In Part 2, I’m going to tell you about the mental shift I underwent during that first month of full-time Clauding. How I learned that the classic complaints of coding with LLMs can be essentially solved - if you know how - and I’m going to teach you. How I was so worried that I was going to be infuriated watching my agents make the kinds of mistakes even interns don’t . That I would be forced to abandon my job as a craftswoman, and become a manager of brilliant morons with no memory and no ability to learn.
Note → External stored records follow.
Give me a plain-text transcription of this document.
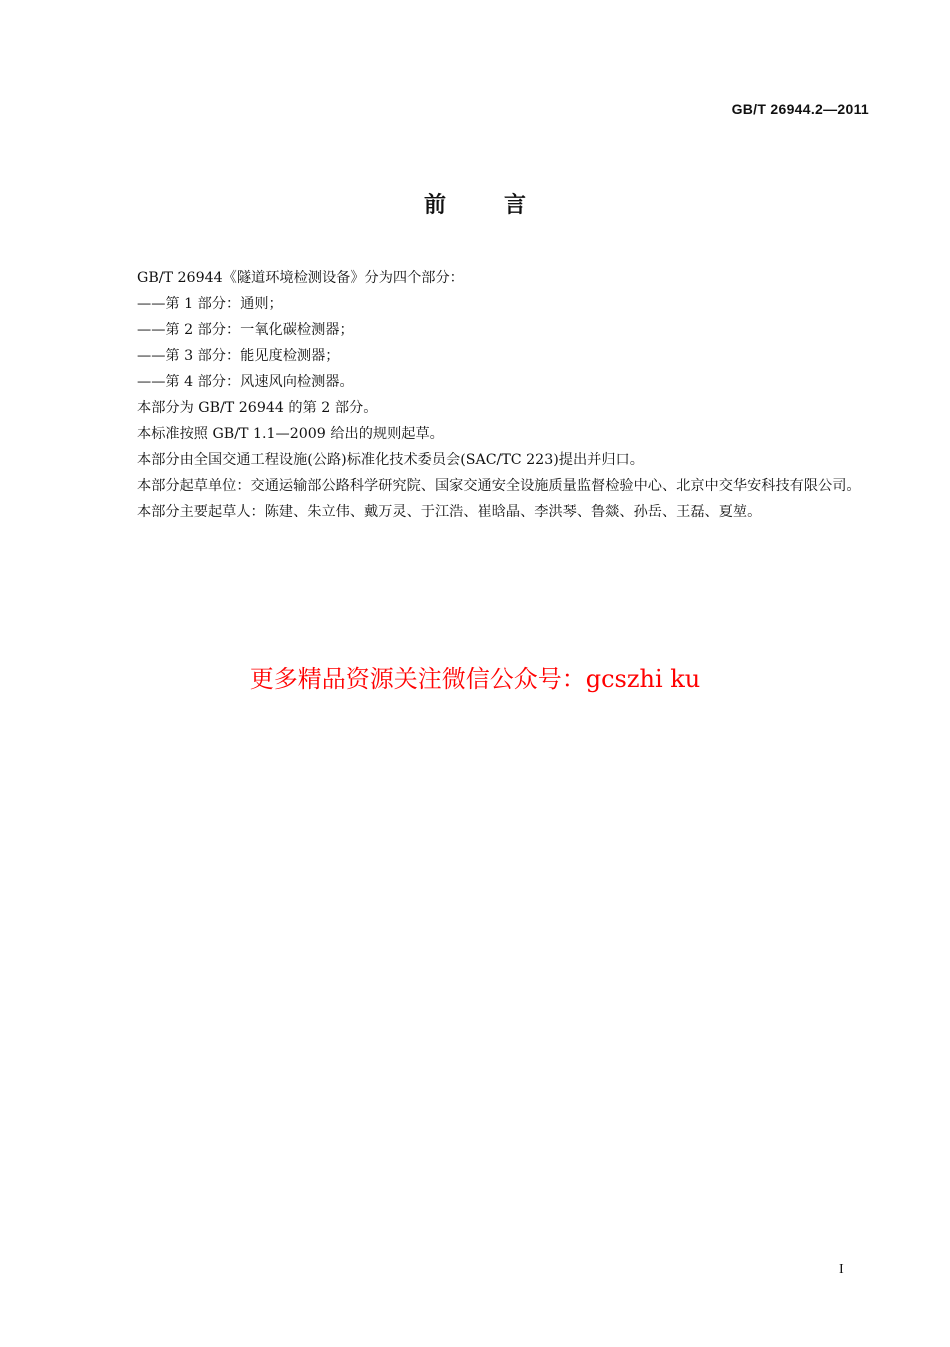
GB/T 26944.2—2011
前言

GB/T 26944《隧道环境检测设备》分为四个部分：

——第 1 部分：通则；

——第 2 部分：一氧化碳检测器；

——第 3 部分：能见度检测器；

——第 4 部分：风速风向检测器。

本部分为 GB/T 26944 的第 2 部分。

本标准按照 GB/T 1.1—2009 给出的规则起草。

本部分由全国交通工程设施(公路)标准化技术委员会(SAC/TC 223)提出并归口。

本部分起草单位：交通运输部公路科学研究院、国家交通安全设施质量监督检验中心、北京中交华安科技有限公司。

本部分主要起草人：陈建、朱立伟、戴万灵、于江浩、崔晗晶、李洪琴、鲁燚、孙岳、王磊、夏堃。

更多精品资源关注微信公众号：gcszhi ku
I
And how I quickly found joy (and the ability to teach) my tiny swarm of agents. By the way, as I write this in February 2026, clever people I trust are already saying OpenAI’s Codex 5.3 has lapped Claude and is better. We’re going to understand in Part 2 why that is super subjective, but ultimately doesn’t matter. The arms race will continue for some time. The lessons and advice will carry over until they won’t.
We’re going to start with the idea that this job isn’t software engineering anymore. Nor is it “prompt engineering”. It’s a game of resource management.
Footnotes
(tip: click on footnote to go back to where you were reading)
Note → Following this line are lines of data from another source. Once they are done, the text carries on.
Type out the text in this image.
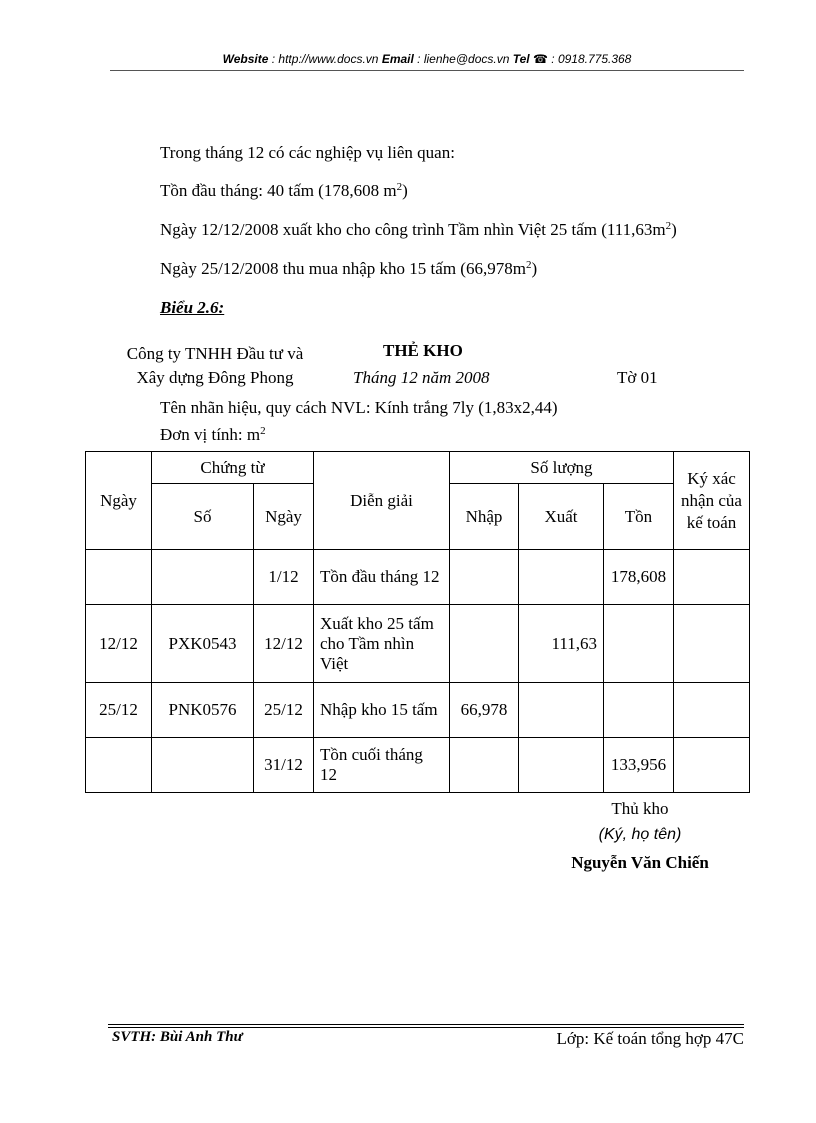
Website : http://www.docs.vn Email : lienhe@docs.vn Tel ☎ : 0918.775.368
Trong tháng 12 có các nghiệp vụ liên quan:
Tồn đầu tháng: 40 tấm (178,608 $m^2$)
Ngày 12/12/2008 xuất kho cho công trình Tầm nhìn Việt 25 tấm $(111,63m^2)$
Ngày 25/12/2008 thu mua nhập kho 15 tấm $(66,978m^2)$
Biểu 2.6:
Công ty TNHH Đầu tư và
Xây dựng Đông Phong
THẺ KHO
Tháng 12 năm 2008	Tờ 01
Tên nhãn hiệu, quy cách NVL: Kính trắng 7ly (1,83x2,44)
Đơn vị tính: $m^2$
Ngày	Chứng từ		Diễn giải	Số lượng			Ký xác nhận của kế toán
	Số	Ngày		Nhập	Xuất	Tồn	
		1/12	Tồn đầu tháng 12			178,608	
12/12	PXK0543	12/12	Xuất kho 25 tấm cho Tầm nhìn Việt		111,63		
25/12	PNK0576	25/12	Nhập kho 15 tấm	66,978			
		31/12	Tồn cuối tháng 12			133,956	
Thủ kho
(Ký, họ tên)
Nguyễn Văn Chiến
SVTH: Bùi Anh Thư	Lớp: Kế toán tổng hợp 47C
1 PDA, now more commonly referred to as Pathological Demand for Autonomy, is a very common affliction of the neurospicy folk. Becoming a mom and raising a child confronted me with a preschool-aged version of myself, with none of my skills or ADHD pills, and 10x the willingness to scorch the earth over being told what to do. This taught me a lot of humility and chilled me out on a lot of other subjects of stuff outside of my control, most notable Petty Hills To Die On At Work. I used to have a lot of those, but not nearly as many in the 2020s. Independently from all this AI mumbo jumbo, if you struggle with ADHD & Autism in the tech industry, I also wrote The Neurodivergent Big Tech Survival Guide.
2 It didn’t help when an edict came down from SVP leadership, that all developers at the company must adopt Amazon’s own kiro over all others (codex, opencode, claude). I was experimenting with all of them at the time, and the last thing I wanted to do was use the only one I was allowed to, even if it was good enough. I understood why strategically it was the right decision for the company, but it also told me and every other engineer not on that product “Your work is less important than our AI strategy”.
3 Kiro IDE was always Kiro IDE (a spec-driven VSCode fork ala Cursor). But Kiro CLI was Q CLI, which was CodeWhisperer CLI. Underneath, it’s all Anthropic, and AlwaysHasBeen.ohio.
4 The English language evolves outside faster than anyone is ever happy with, but at time of writing, the term “vibe coding”, as Karpathy intended means using AI to create software without looking at the code it generates. You know there’s code, you know you’re source controlling it, compiling it, testing it, and deploying it. But you’re not reading it or trying to understand it, because it doesn’t matter. In contrast, if you’re using AI to generate code, but you are ensuring to read it and understand it, because you’re going to maintain and operate it, that ain’t vibe-coding. It can still be massively AI-assisted, and Simon Willison calls it vibe engineering. I personally love this term, I think it’s cute! (a vibe, even…). Most of my peers disagree. Oh well.
5 The caveats to the story are, for the record: It was (is?) a team of some of the most experienced AWS engineers around — deeply technical and credible people; who basically stopped going to all other meetings; stopped doing other ops work (except customer incidents for the service they were rewriting, smart); sat in a co-located space so they could talk architecture all day; and followed some unorthodox code review practices.